My request remains the same:
Use Scripture.
Use Hebrew and Greek grammar.
Use first-century apostolic categories.
Not post-biblical metaphysics.
If Isaiah 43–45 teaches the Trinity, show it from the text.
If Isaiah 9:6 does not identify the Messiah as the Everlasting Father, show it from the Hebrew.
Anything else is an assertion—not an explanation.
Here we go again.
In your previous post you literally quoted Scripture and then read your Oneness view into the text, declaring those passages collapse the Trinitarian model.
This is what I meant when I said you seem to simply want to control the conversation, rather than engage. Rather than actually engaging in the argument, you complain about being given an explanation that contradicts your own view.
And that’s all this is. A complaint that we don’t agree with you.
As opposed to what you did when you wrote:
A declaration, a baseless one at that.
Why should I bother continuing to engage with you if you can’t be trusted to argue in good faith?
I hear what you’re saying, and I don’t want this to feel like we’re talking past each other. My intent is not to control the conversation or to complain that you disagree with me—disagreement is part of genuine dialogue. What I’m trying to do is stay anchored in the specific point that began this exchange: whether Isaiah’s statements about YHWH being the only Savior can be explained from Scripture itself within a Trinitarian framework. When I ask for a biblical explanation, it isn’t out of frustration but out of a desire to understand how you see the text functioning, using the same categories Isaiah and the apostles used. I’m not dismissing your view; I’m simply asking for clarity on how the conclusion “YHWH is the Trinity” is derived from the Hebrew grammar, context, and monotheistic language of Isaiah—because that’s the heart of the question.
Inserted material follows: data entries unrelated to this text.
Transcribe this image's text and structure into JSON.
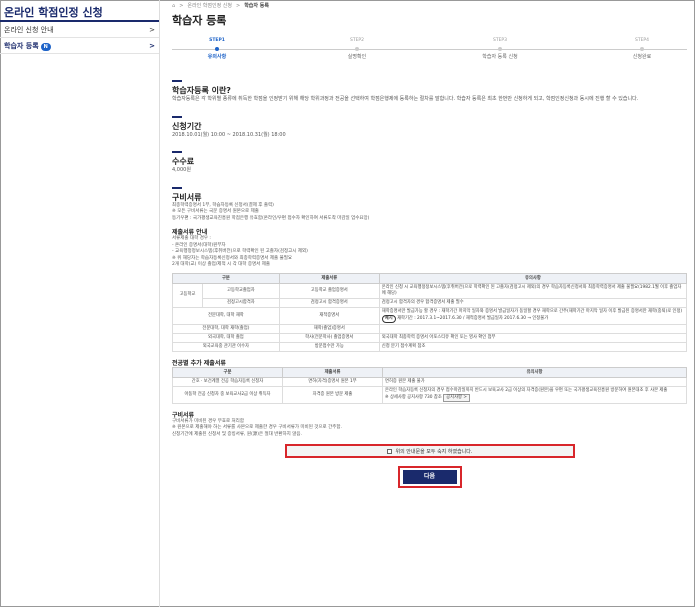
{
  "sidebar": {
    "title": "온라인 학점인정 신청",
    "items": [
      {
        "label": "온라인 신청 안내",
        "arrow": ">"
      },
      {
        "label": "학습자 등록",
        "badge": "N",
        "arrow": ">"
      }
    ]
  },
  "breadcrumb": {
    "home": "⌂",
    "sep": ">",
    "level1": "온라인 학점인정 신청",
    "current": "학습자 등록"
  },
  "page_title": "학습자 등록",
  "steps": [
    {
      "num": "STEP1",
      "label": "유의사항"
    },
    {
      "num": "STEP2",
      "label": "실명확인"
    },
    {
      "num": "STEP3",
      "label": "학습자 등록 신청"
    },
    {
      "num": "STEP4",
      "label": "신청완료"
    }
  ],
  "about": {
    "title": "학습자등록 이란?",
    "body": "학습자등록은 각 학위별 종류에 취득한 학점을 인정받기 위해 해당 학위과정과 전공을 선택하여 학점은행제에 등록하는 절차를 말합니다. 학습자 등록은 최초 한번만 신청하게 되고, 학점인정신청과 동시에 진행 할 수 있습니다."
  },
  "period": {
    "title": "신청기간",
    "body": "2018.10.01(월) 10:00 ~ 2018.10.31(월) 18:00"
  },
  "fee": {
    "title": "수수료",
    "body": "4,000원"
  },
  "docs": {
    "title": "구비서류",
    "items": [
      "최종학력증명서 1부, 학습자등록 신청서(결제 후 출력)",
      "※ 모든 구비서류는 국문 증명서 원본으로 제출",
      "등기우편 : 국가평생교육진흥원 학점은행 유효함(온라인/우편 접수자 확인하여 서류도착 마감일 엄수요망)"
    ]
  },
  "submit": {
    "title": "제출서류 안내",
    "items": [
      "서류제출 대학 경우 :",
      "- 온라인 증명서(대학)원부자",
      "- 교육행정정보시스템(후취버전)으로 학력확인 된 고졸자(검정고시 제외)",
      "※ 위 해당자는 학습자등록신청서와 최종학력증명서 제출 불필요",
      "2개 대학(교) 이상 졸업/제적 시 각 대학 증명서 제출"
    ]
  },
  "table1": {
    "headers": [
      "구분",
      "제출서류",
      "유의사항"
    ],
    "rows": [
      {
        "c1": "고등학교",
        "c2": "고등학교졸업자",
        "c3": "고등학교 졸업증명서",
        "c4": "온라인 신청 시 교육행정정보시스템(후취버전)으로 학력확인 된 고졸자(검정고시 제외)의 경우 학습자등록신청서와 최종학력증명서 제출 불필요(1982.1월 이후 졸업자에 해당)"
      },
      {
        "c1": "",
        "c2": "검정고시합격자",
        "c3": "검정고시 합격증명서",
        "c4": "검정고시 합격자의 경우 합격증명서 제출 필수"
      },
      {
        "c1": "전문대학, 대학 재학",
        "c2": "",
        "c3": "재적증명서",
        "c4": "재학증명서만 발급가능 할 경우 : 재학기간 마지막 일자와 증명서 발급일자가 동일할 경우 재학으로 간주(재학기간 마지막 일자 이후 발급된 증명서만 재학(중퇴)로 인정)",
        "ex_tag": "예시",
        "ex": "재학기간 : 2017.3.1~2017.6.30 / 재적증명서 발급일자 2017.6.30 → 인정불가"
      },
      {
        "c1": "전문대학, 대학 재학(졸업)",
        "c2": "",
        "c3": "재학(졸업)증명서",
        "c4": ""
      },
      {
        "c1": "외국대학, 대학 졸업",
        "c2": "",
        "c3": "학사(전문학사) 졸업증명서",
        "c4": "외국대학 최종학력 증명서 아포스티유 확인 또는 영사 확인 첨부"
      },
      {
        "c1": "외국교육중 관기관 이수자",
        "c2": "",
        "c3": "방문접수만 가능",
        "c4": "신청 분기 접수계획 참조"
      }
    ]
  },
  "major": {
    "title": "전공별 추가 제출서류",
    "headers": [
      "구분",
      "제출서류",
      "유의사항"
    ],
    "rows": [
      {
        "c1": "간호 · 보건계열 전공 학습자등록 신청자",
        "c2": "면허(자격)증명서 원본 1부",
        "c3": "면허증 원본 제출 불가"
      },
      {
        "c1": "아동학 전공 신청자 중 보육교사2급 이상 취득자",
        "c2": "자격증 원본 방문 제출",
        "c3": "온라인 학습자등록 신청자의 경우 접수마감일까지 반드시 보육교사 2급 이상의 자격증(원본)을 우편 또는 국가평생교육진흥원 방문하여 원본대조 후 사본 제출",
        "note": "※ 상세사항 공지사항 730 참조",
        "btn": "공지사항 >"
      }
    ]
  },
  "docs2": {
    "title": "구비서류",
    "items": [
      "구비서류가 미비된 경우 무효로 처리함",
      "※ 원본으로 제출해야 하는 서류를 사본으로 제출한 경우 구비서류가 미비된 것으로 간주함.",
      "신청기간에 제출된 신청서 및 증빙서류, 원(源)은 절대 반환하지 않음."
    ]
  },
  "agree_label": "위의 안내문을 모두 숙지 하였습니다.",
  "next_label": "다음"
}
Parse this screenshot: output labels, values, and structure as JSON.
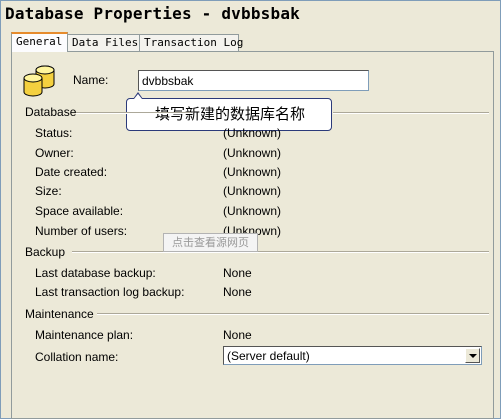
{
  "window": {
    "title": "Database Properties - dvbbsbak"
  },
  "tabs": [
    {
      "label": "General",
      "active": true
    },
    {
      "label": "Data Files",
      "active": false
    },
    {
      "label": "Transaction Log",
      "active": false
    }
  ],
  "name": {
    "label": "Name:",
    "value": "dvbbsbak"
  },
  "callout": {
    "text": "填写新建的数据库名称"
  },
  "database": {
    "title": "Database",
    "rows": [
      {
        "label": "Status:",
        "value": "(Unknown)"
      },
      {
        "label": "Owner:",
        "value": "(Unknown)"
      },
      {
        "label": "Date created:",
        "value": "(Unknown)"
      },
      {
        "label": "Size:",
        "value": "(Unknown)"
      },
      {
        "label": "Space available:",
        "value": "(Unknown)"
      },
      {
        "label": "Number of users:",
        "value": "(Unknown)"
      }
    ]
  },
  "watermark": {
    "text": "点击查看源网页"
  },
  "backup": {
    "title": "Backup",
    "rows": [
      {
        "label": "Last database backup:",
        "value": "None"
      },
      {
        "label": "Last transaction log backup:",
        "value": "None"
      }
    ]
  },
  "maintenance": {
    "title": "Maintenance",
    "plan": {
      "label": "Maintenance plan:",
      "value": "None"
    },
    "collation": {
      "label": "Collation name:",
      "value": "(Server default)"
    }
  }
}
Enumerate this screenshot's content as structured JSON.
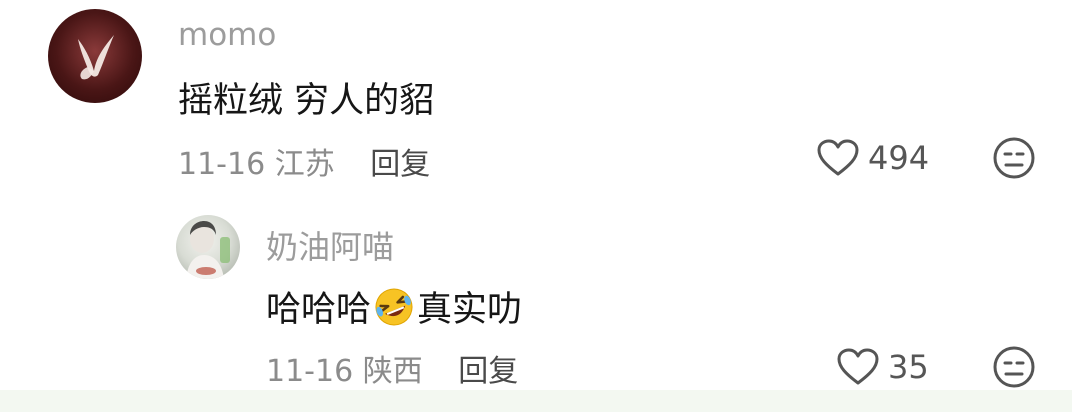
{
  "comments": [
    {
      "username": "momo",
      "content": "摇粒绒 穷人的貂",
      "date": "11-16",
      "location": "江苏",
      "reply_label": "回复",
      "likes": "494",
      "avatar_icon": "butterfly-avatar",
      "like_icon": "heart-outline-icon",
      "dislike_icon": "neutral-face-icon"
    },
    {
      "username": "奶油阿喵",
      "content_before": "哈哈哈",
      "content_emoji": "rolling-laughing-emoji",
      "content_after": "真实叻",
      "date": "11-16",
      "location": "陕西",
      "reply_label": "回复",
      "likes": "35",
      "avatar_icon": "portrait-avatar",
      "like_icon": "heart-outline-icon",
      "dislike_icon": "neutral-face-icon"
    }
  ],
  "colors": {
    "username": "#9c9c9c",
    "meta": "#8b8b8b",
    "text": "#161616"
  }
}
I want to make sure we’re both engaging the actual claim rather than the perception that I’m upset or trying to control the discussion. I’m here to understand your reasoning from Scripture, not to avoid it.
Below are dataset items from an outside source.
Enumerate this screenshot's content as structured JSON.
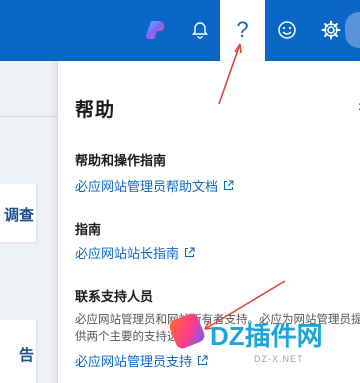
{
  "header": {
    "help_glyph": "?",
    "colors": {
      "bar": "#0a67c7",
      "active_tab": "#ffffff"
    }
  },
  "left": {
    "card_b_text": "调查",
    "card_c_text": "告"
  },
  "panel": {
    "title": "帮助",
    "close": "×",
    "sections": [
      {
        "title": "帮助和操作指南",
        "link": "必应网站管理员帮助文档"
      },
      {
        "title": "指南",
        "link": "必应网站站长指南"
      },
      {
        "title": "联系支持人员",
        "desc": "必应网站管理员和网站所有者支持。必应为网站管理员提供两个主要的支持选项。",
        "link": "必应网站管理员支持"
      }
    ]
  },
  "watermark": {
    "text": "DZ插件网",
    "url": "DZ-X.NET"
  },
  "icons": {
    "copilot": "copilot-icon",
    "bell": "bell-icon",
    "help": "question-icon",
    "smile": "smiley-icon",
    "gear": "gear-icon",
    "external": "external-link-icon"
  }
}
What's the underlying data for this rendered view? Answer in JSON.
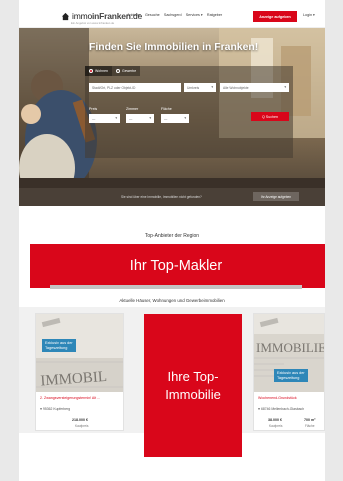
{
  "header": {
    "logo_text_a": "immo",
    "logo_text_b": "inFranken",
    "logo_text_c": ".de",
    "logo_sub": "Ein Angebot von www.infranken.de",
    "nav": [
      "Anbieter",
      "Gesuche",
      "Sachsgerd",
      "Services ▾",
      "Ratgeber"
    ],
    "cta": "Anzeige aufgeben",
    "login": "Login ▾"
  },
  "hero": {
    "title": "Finden Sie Immobilien in Franken!",
    "tab_rent": "Wohnen",
    "tab_buy": "Gewerbe",
    "location_placeholder": "Stadt/Ort, PLZ oder Objekt-ID",
    "radius": "Umkreis",
    "type": "Alle Wohnobjekte",
    "price_label": "Preis",
    "rooms_label": "Zimmer",
    "area_label": "Fläche",
    "dash": "—",
    "search_button": "Q Suchen",
    "strip_text": "Sie sind über eine Immobilie, Immobilien nicht gefunden?",
    "strip_button": "Ihr Anzeige aufgeben"
  },
  "top_anbieter": {
    "title": "Top-Anbieter der Region",
    "makler": "Ihr Top-Makler"
  },
  "listings": {
    "title": "Aktuelle Häuser, Wohnungen und Gewerbeimmobilien",
    "promo_line1": "Ihre Top-",
    "promo_line2": "Immobilie",
    "cards": [
      {
        "tag_line1": "Exklusiv aus der",
        "tag_line2": "Tageszeitung",
        "paper_word": "IMMOBIL",
        "title": "2. Zwangsversteigerungstermin! Alt ...",
        "location": "♥ 95362 Kupferberg",
        "price": "218.000 €",
        "price_sub": "Kaufpreis"
      },
      {
        "tag_line1": "Exklusiv aus der",
        "tag_line2": "Tageszeitung",
        "paper_word": "IMMOBILIE",
        "title": "Wochenend-Grundstück",
        "location": "♥ 68746 Mellenbach-Glasbach",
        "price": "38.000 €",
        "price_sub": "Kaufpreis",
        "area": "700 m²",
        "area_sub": "Fläche"
      }
    ]
  },
  "colors": {
    "brand_red": "#d9061a",
    "tag_blue": "#2e87b8"
  }
}
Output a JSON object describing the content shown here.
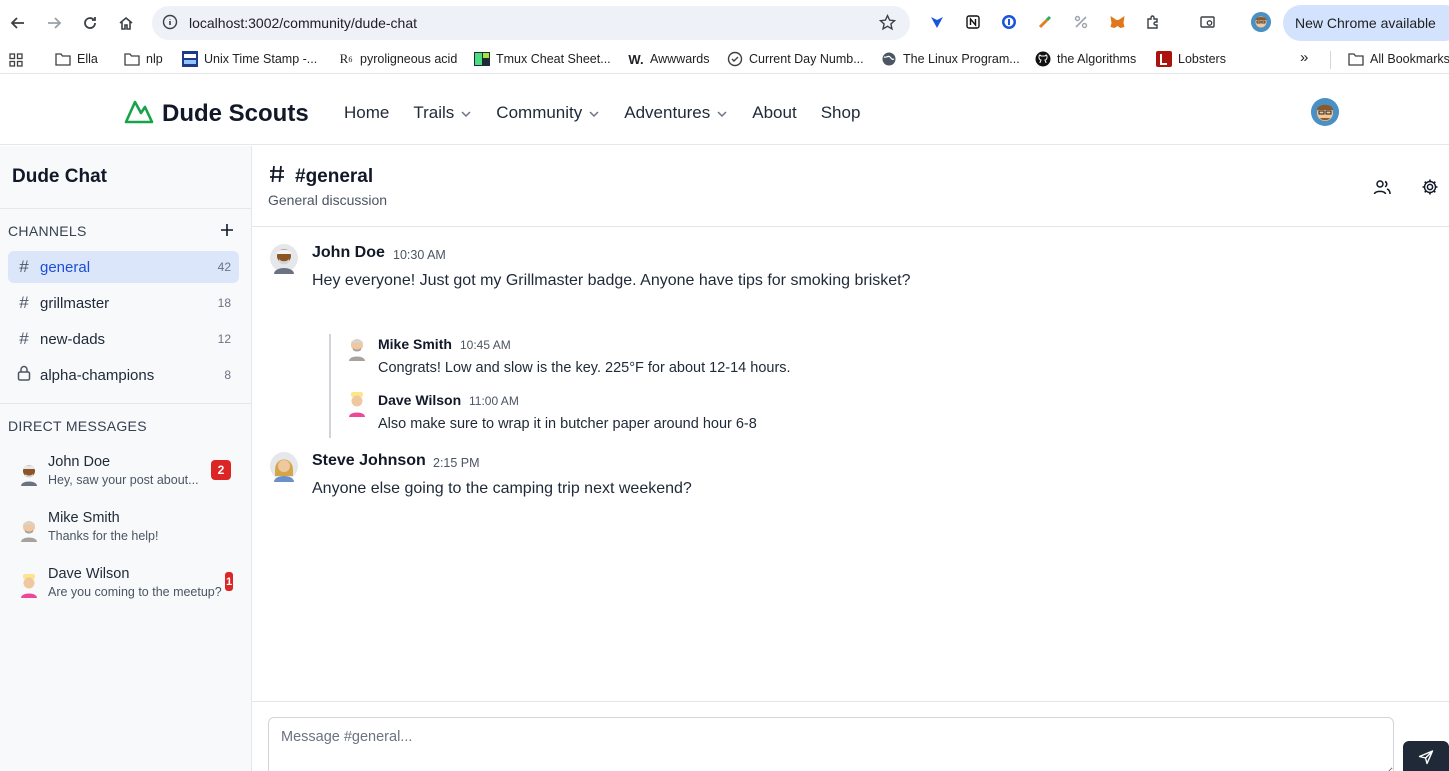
{
  "browser": {
    "url": "localhost:3002/community/dude-chat",
    "update_button": "New Chrome available",
    "bookmarks": [
      {
        "label": "Ella"
      },
      {
        "label": "nlp"
      },
      {
        "label": "Unix Time Stamp -..."
      },
      {
        "label": "pyroligneous acid"
      },
      {
        "label": "Tmux Cheat Sheet..."
      },
      {
        "label": "Awwwards"
      },
      {
        "label": "Current Day Numb..."
      },
      {
        "label": "The Linux Program..."
      },
      {
        "label": "the Algorithms"
      },
      {
        "label": "Lobsters"
      }
    ],
    "all_bookmarks": "All Bookmarks",
    "overflow": "»"
  },
  "header": {
    "brand": "Dude Scouts",
    "nav": [
      {
        "label": "Home"
      },
      {
        "label": "Trails"
      },
      {
        "label": "Community"
      },
      {
        "label": "Adventures"
      },
      {
        "label": "About"
      },
      {
        "label": "Shop"
      }
    ]
  },
  "sidebar": {
    "title": "Dude Chat",
    "channels_label": "CHANNELS",
    "channels": [
      {
        "name": "general",
        "count": "42",
        "icon": "hash-icon"
      },
      {
        "name": "grillmaster",
        "count": "18",
        "icon": "hash-icon"
      },
      {
        "name": "new-dads",
        "count": "12",
        "icon": "hash-icon"
      },
      {
        "name": "alpha-champions",
        "count": "8",
        "icon": "lock-icon"
      }
    ],
    "dm_label": "DIRECT MESSAGES",
    "dms": [
      {
        "name": "John Doe",
        "preview": "Hey, saw your post about...",
        "unread": "2"
      },
      {
        "name": "Mike Smith",
        "preview": "Thanks for the help!",
        "unread": ""
      },
      {
        "name": "Dave Wilson",
        "preview": "Are you coming to the meetup?",
        "unread": "1"
      }
    ]
  },
  "channel": {
    "hash": "#",
    "name": "#general",
    "description": "General discussion"
  },
  "messages": [
    {
      "author": "John Doe",
      "time": "10:30 AM",
      "text": "Hey everyone! Just got my Grillmaster badge. Anyone have tips for smoking brisket?"
    },
    {
      "author": "Steve Johnson",
      "time": "2:15 PM",
      "text": "Anyone else going to the camping trip next weekend?"
    }
  ],
  "replies": [
    {
      "author": "Mike Smith",
      "time": "10:45 AM",
      "text": "Congrats! Low and slow is the key. 225°F for about 12-14 hours."
    },
    {
      "author": "Dave Wilson",
      "time": "11:00 AM",
      "text": "Also make sure to wrap it in butcher paper around hour 6-8"
    }
  ],
  "composer": {
    "placeholder": "Message #general..."
  },
  "colors": {
    "accent": "#1d4ed8",
    "active_channel_bg": "#dbe6fb",
    "badge": "#dc2626",
    "logo_green": "#16a34a"
  }
}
I understand why that line struck you the wrong way, and I’m not trying to make bold declarations just to score points or shut down discussion. When I said the passage “collapses the Trinitarian model,” I meant it in the sense that, from my reading of the text, the language Isaiah uses—particularly the singular personal pronouns and the exclusive claims of YHWH—doesn’t easily fit with a multi-person framework. That wasn’t meant as a dismissal of your view or as a refusal to engage, but simply as my conclusion based on the passage itself.
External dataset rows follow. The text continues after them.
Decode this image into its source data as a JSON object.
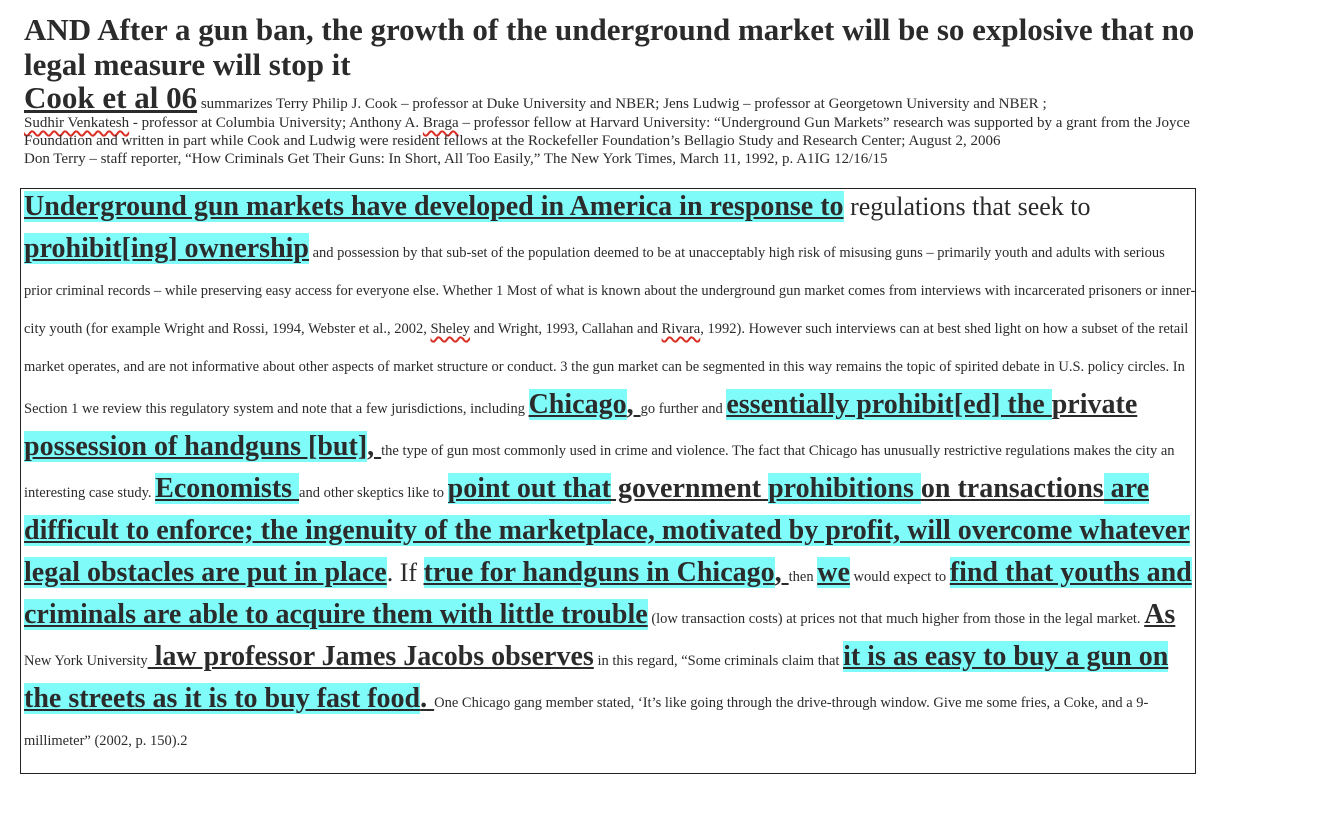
{
  "tag": "AND After a gun ban, the growth of the underground market will be so explosive that no legal measure will stop it",
  "cite": {
    "name": "Cook et al 06",
    "text1": " summarizes Terry Philip J. Cook – professor at Duke University and NBER; Jens Ludwig – professor at Georgetown University and NBER ; ",
    "sudhir": "Sudhir Venkatesh",
    "text2": " - professor at Columbia University; Anthony A. ",
    "braga": "Braga",
    "text3": " – professor fellow at Harvard University: “Underground Gun Markets” research was supported by a grant from the Joyce Foundation and written in part while Cook and Ludwig were resident fellows at the Rockefeller Foundation’s Bellagio Study and Research Center; August 2, 2006",
    "line4": "Don Terry – staff reporter, “How Criminals Get Their Guns: In Short, All Too Easily,” The New York Times, March 11, 1992, p. A1IG 12/16/15"
  },
  "card": {
    "s1": "Underground gun markets have developed in America in response to",
    "s2": " regulations that seek to ",
    "s3": "prohibit[ing] ownership",
    "s4": " and possession by that sub-set of the population deemed to be at unacceptably high risk of misusing guns – primarily youth and adults with serious prior criminal records – while preserving easy access for everyone else. Whether 1 Most of what is known about the underground gun market comes from interviews with incarcerated prisoners or inner-city youth (for example Wright and Rossi, 1994, Webster et al., 2002, ",
    "sheley": "Sheley",
    "s5": " and Wright, 1993, Callahan and ",
    "rivara": "Rivara",
    "s6": ", 1992). However such interviews can at best shed light on how a subset of the retail market operates, and are not informative about other aspects of market structure or conduct. 3 the gun market can be segmented in this way remains the topic of spirited debate in U.S. policy circles. In Section 1 we review this regulatory system and note that a few jurisdictions, including ",
    "s7": "Chicago",
    "s8": ", ",
    "s9": "go further and ",
    "s10": "essentially prohibit[ed] the ",
    "s11": "private",
    "s12": " possession of handguns [but]",
    "s13": ", ",
    "s14": "the type of gun most commonly used in crime and violence. The fact that Chicago has unusually restrictive regulations makes the city an interesting case study. ",
    "s15": "Economists ",
    "s16": "and other skeptics like to ",
    "s17": "point out that",
    "s18": " government ",
    "s19": "prohibitions ",
    "s20": "on transactions",
    "s21": " are difficult to enforce; the ingenuity ",
    "s22": "of the marketplace, motivated by profit, will overcome whatever legal obstacles are put in place",
    "s23": ". If ",
    "s24": "true for handguns in Chicago",
    "s25": ", ",
    "s26": "then ",
    "s27": "we",
    "s28": " would expect to ",
    "s29": "find that youths and criminals are able to acquire them with little trouble",
    "s30": " (low transaction costs) at prices not that much higher from those in the legal market. ",
    "s31": "As ",
    "s32": "New York University",
    "s33": " law professor James Jacobs observes",
    "s34": " in this regard, “Some criminals claim that ",
    "s35": "it is as easy to buy a gun on the streets as it is to buy fast food",
    "s36": ". ",
    "s37": "One Chicago gang member stated, ‘It’s like going through the drive-through window. Give me some fries, a Coke, and a 9-millimeter” (2002, p. 150).2"
  }
}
I’m absolutely willing to talk through the text patiently and respectfully, and I have no desire to argue in a way that feels unfair or in bad faith. My goal here isn’t to “win,” but to understand how you see the passage working—and to explain why, from my perspective, the plain reading leads in a different direction. If we can keep the focus on the Scripture itself and walk through the reasoning on both sides, I’m more than willing to continue the conversation in a constructive way.